Though this time around Osborn will face off against Senator Pete Ricketts, who is generally regarded as more popular than Deb Fisher, the Republican won be able to benefit from Trump’s coattails as well as the president’s capability of turning out infrequent Republican-leaning voters. What’s more, Nebraska is home to a significant share of population that represents the demographic groups Democrats made the biggest inroads into: well-off, college-educated white voters. Democrats have performed consistently well in Omaha’s Congressional districts in recent presidential elections: therefore, it’s possible any nationwide leftward shift might be emphasized in a state that features a demographics Democrats have been making inroads into even in their darkest period.
Iowa and Alaska
Finally, the GOP’s growing vulnerability with college-educated White voters, coupled with Democrats’ efforts to win back rural voters let down by Trump’s tariffs and what they claim is a vision for the economy that only works for the top 1% may give Democratic candidates a shot in Iowa, a state Trump won by 13% in 2024 where unpopular GOP incumbent Joni Ernst is retiring, and more likely in Alaska.

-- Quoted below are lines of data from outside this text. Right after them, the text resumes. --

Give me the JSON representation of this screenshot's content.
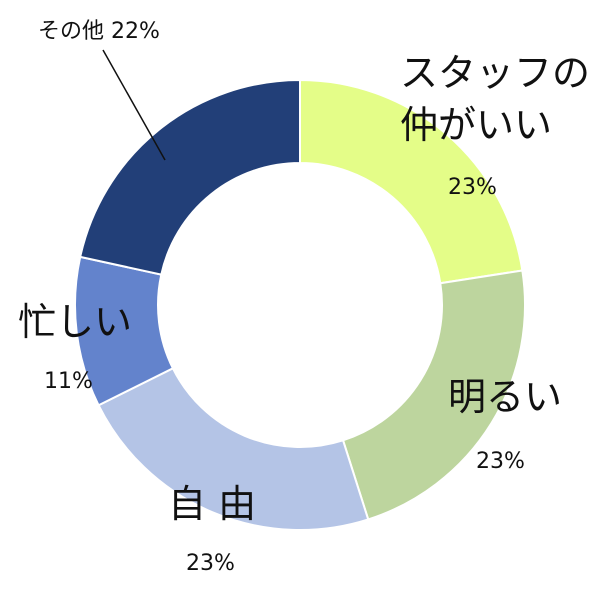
{
  "chart_data": {
    "type": "pie",
    "variant": "donut",
    "categories": [
      "スタッフの仲がいい",
      "明るい",
      "自 由",
      "忙しい",
      "その他"
    ],
    "values": [
      23,
      23,
      23,
      11,
      22
    ],
    "value_labels": [
      "23%",
      "23%",
      "23%",
      "11%",
      "22%"
    ],
    "colors": [
      "#e4fd88",
      "#bdd59e",
      "#b4c4e6",
      "#6383cc",
      "#223f78"
    ],
    "label_lines": {
      "staff": [
        "スタッフの",
        "仲がいい"
      ],
      "bright": "明るい",
      "free": "自 由",
      "busy": "忙しい",
      "other": "その他 22%"
    },
    "legend": "none",
    "start": "top",
    "direction": "clockwise"
  }
}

The Last Frontier’s white and relatively educated electorate means Democrats are on the rise in the State, and their candidate, former Congresswoman Mary Peltola has a proved record of outperforming her party, having lost her re-election bid for the House in 2024 by just 2% in a state Trump carried by 13%. Again, despite all the efforts the GOP is going to make to protect Dan Sullivan’s seat, it is easy to see the race get very competitive should Democrats do well nationwide.
Conclusion
Overall, why Democrats will still have a hard time trying to take control of Senate, considering how they also need to defend and flip a number of competitive states, history and some peculiar situations suggest they might be well-positioned to pull up an upset in one or more states Trump carried handily in last year’s presidential election. While only time will tell, Republicans had better not underestimate what a combination of adverse political winds, electoral trends and poor candidate quality could do to what would usually be considered safe seats.